Strengths and limitations

This paper’s strength is the population-based design which enables the experiences of a wide range of women to be captured. A limitation is the survey response rate of 47% in England and 45% in Northern Ireland, and the under-representation of women from marginalised groups, those living in poverty and those born outside of the UK [10, 11]. Previous research has highlighted these groups as being at higher risk of poor perinatal mental health and our analyses may have missed important associations. The data was collected in 2014, and prevalence and associations identified in our analyses may be different from current trends. Although we define our outcome as anxiety at 3 months post-partum, the questionnaire reminders required for some women and the lag in time between women receiving and completing their questionnaires means that women may have been between three and 6 months post-partum when responding. Finally, we were unable to explore the accuracy of either anxiety measure as there was no diagnostic interview against which to compare them. However, for the current analysis we were interested in comparing a self-report measure with a direct question and it was not within the remit of our research question to assess either of these measures against a clinical diagnosis.


Identifying women who may be experiencing anxiety during the perinatal period is important in order to offer appropriate and timely support. Our comparison of self-identified and self-reported anxiety suggests that despite some overlap, these two approaches identify different groups of women.
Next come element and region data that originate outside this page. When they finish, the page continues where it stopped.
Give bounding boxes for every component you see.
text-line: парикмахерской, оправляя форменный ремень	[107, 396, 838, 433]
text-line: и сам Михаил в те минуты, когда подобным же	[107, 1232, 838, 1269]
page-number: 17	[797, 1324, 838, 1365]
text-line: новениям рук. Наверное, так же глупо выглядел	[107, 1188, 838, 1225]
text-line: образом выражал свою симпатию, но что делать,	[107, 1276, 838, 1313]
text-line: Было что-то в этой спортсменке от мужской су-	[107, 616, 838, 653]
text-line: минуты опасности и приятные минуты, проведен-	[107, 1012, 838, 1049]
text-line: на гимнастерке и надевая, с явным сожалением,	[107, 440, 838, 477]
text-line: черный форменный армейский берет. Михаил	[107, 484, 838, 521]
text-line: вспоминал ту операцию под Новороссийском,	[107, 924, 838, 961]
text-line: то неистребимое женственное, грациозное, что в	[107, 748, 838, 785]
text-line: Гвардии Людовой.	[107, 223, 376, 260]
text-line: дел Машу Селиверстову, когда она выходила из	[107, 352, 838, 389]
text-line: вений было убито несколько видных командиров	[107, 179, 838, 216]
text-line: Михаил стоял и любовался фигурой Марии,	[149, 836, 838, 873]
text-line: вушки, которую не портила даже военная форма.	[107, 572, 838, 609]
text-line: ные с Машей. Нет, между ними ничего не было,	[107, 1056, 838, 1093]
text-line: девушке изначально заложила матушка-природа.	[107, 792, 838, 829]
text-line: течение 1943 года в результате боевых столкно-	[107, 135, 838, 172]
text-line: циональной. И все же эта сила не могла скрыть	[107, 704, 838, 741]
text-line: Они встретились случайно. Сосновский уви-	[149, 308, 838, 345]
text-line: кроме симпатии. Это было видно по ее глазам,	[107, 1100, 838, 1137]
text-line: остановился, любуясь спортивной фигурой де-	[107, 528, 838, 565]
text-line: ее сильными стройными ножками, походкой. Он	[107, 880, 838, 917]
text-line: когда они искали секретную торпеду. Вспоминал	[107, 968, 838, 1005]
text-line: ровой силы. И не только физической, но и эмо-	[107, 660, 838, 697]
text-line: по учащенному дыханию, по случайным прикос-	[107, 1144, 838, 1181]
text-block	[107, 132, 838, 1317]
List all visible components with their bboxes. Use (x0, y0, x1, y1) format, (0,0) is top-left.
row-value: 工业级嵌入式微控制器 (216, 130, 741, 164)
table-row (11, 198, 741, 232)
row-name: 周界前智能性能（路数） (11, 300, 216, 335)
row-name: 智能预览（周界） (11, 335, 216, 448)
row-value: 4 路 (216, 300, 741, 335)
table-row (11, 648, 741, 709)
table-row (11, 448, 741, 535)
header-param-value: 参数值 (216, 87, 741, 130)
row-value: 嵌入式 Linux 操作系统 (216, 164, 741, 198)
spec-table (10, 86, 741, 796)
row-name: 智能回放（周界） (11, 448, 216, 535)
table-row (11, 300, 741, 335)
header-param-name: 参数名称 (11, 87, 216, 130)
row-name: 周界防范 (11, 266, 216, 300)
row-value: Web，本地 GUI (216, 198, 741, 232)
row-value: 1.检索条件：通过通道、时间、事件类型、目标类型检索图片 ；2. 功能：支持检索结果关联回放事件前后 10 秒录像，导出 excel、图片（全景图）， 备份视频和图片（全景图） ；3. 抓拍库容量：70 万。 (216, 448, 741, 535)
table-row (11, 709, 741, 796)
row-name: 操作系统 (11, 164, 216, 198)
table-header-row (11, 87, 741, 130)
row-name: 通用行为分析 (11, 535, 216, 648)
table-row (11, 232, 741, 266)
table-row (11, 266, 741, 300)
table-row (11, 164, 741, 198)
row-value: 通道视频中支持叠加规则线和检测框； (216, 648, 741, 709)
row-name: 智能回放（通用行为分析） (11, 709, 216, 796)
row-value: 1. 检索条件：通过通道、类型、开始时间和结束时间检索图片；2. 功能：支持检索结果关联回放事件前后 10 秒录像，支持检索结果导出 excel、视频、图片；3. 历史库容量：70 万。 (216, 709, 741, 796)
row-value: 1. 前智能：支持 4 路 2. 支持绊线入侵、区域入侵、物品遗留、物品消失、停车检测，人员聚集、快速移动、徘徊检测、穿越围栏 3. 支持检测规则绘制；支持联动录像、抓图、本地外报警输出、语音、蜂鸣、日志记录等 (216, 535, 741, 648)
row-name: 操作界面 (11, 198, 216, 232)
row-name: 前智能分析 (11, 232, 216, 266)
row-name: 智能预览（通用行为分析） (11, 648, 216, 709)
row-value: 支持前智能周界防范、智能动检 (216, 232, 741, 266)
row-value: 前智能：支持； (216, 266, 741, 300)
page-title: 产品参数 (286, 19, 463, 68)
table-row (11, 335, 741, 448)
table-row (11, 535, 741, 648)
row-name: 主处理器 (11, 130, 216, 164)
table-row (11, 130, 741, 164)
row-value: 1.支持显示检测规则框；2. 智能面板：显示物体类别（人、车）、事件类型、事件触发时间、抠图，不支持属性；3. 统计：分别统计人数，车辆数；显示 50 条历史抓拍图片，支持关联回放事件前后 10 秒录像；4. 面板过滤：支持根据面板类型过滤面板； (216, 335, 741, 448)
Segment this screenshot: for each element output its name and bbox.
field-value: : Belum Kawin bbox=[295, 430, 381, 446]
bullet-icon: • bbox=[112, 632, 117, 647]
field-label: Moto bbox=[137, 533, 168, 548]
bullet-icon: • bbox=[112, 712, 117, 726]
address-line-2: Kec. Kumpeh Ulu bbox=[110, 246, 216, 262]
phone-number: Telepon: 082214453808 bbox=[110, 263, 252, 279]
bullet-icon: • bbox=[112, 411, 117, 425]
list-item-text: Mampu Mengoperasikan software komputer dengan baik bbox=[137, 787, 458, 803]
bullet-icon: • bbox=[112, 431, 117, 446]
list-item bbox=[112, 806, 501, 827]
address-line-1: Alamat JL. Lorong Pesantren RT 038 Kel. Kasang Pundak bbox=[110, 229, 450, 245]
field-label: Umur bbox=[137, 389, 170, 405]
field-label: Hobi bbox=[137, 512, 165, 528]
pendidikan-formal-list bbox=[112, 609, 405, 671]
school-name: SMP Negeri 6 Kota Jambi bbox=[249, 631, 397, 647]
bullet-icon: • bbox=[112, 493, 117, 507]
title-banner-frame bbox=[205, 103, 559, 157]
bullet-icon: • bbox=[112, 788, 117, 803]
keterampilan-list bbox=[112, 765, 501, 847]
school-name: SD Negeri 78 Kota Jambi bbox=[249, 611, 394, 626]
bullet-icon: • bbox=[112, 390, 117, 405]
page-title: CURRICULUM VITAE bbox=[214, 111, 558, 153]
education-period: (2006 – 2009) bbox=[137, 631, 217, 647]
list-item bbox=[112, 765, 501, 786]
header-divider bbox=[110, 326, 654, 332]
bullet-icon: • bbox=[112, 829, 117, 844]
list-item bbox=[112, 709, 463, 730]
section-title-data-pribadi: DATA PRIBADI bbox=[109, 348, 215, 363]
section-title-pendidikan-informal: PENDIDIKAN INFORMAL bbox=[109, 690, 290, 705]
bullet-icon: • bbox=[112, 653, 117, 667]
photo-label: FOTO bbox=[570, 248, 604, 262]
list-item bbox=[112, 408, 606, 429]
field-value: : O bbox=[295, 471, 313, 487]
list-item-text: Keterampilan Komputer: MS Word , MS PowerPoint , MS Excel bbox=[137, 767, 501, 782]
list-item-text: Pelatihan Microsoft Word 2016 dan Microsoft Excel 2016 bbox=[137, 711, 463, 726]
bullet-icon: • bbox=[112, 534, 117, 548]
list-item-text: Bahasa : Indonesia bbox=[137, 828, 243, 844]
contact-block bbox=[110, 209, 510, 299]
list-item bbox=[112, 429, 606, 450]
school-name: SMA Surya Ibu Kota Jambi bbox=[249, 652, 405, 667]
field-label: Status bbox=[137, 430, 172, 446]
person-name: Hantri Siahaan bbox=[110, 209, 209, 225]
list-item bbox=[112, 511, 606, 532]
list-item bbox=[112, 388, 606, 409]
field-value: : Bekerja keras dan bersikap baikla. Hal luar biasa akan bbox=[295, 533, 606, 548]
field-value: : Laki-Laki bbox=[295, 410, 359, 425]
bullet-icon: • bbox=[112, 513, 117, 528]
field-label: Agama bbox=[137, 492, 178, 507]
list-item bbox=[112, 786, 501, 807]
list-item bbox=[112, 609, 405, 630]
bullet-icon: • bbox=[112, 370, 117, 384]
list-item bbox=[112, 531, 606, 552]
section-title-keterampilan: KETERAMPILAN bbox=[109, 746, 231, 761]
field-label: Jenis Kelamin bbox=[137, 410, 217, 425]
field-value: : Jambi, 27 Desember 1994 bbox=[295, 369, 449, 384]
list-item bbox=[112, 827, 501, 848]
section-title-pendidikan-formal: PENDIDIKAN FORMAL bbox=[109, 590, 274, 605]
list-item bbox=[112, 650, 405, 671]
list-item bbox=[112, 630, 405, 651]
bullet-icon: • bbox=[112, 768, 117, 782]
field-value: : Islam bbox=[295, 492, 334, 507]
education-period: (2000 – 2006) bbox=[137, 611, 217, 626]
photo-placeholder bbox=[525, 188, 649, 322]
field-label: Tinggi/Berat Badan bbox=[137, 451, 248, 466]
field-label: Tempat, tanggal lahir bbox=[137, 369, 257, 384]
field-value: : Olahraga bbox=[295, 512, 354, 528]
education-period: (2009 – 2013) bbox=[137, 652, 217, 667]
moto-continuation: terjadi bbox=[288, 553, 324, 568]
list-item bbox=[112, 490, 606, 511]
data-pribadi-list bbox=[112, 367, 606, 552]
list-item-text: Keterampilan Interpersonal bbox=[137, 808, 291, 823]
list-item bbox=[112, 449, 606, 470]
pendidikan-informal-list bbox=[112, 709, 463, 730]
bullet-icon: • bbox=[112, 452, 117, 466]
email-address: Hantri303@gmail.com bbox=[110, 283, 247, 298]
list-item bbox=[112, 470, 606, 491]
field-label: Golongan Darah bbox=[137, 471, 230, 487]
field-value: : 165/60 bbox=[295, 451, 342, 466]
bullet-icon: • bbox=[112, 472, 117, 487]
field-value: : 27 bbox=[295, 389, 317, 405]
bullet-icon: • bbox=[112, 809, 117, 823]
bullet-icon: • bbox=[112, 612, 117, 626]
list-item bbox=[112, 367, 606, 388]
Low levels of self-identified anxiety may suggest low awareness of the symptoms that constitute anxiety, particularly in the perinatal period. This highlights an important opportunity to discuss and address perinatal mental health in the antenatal period. Women who score above the cut-off on self-report measures require further assessment, while those who self-identify as having anxiety may also benefit from follow-up and other forms of support. Further evidence comparing the two assessment measures to a clinical diagnosis would help to increase our understanding of these different groups of women and their respective needs for support.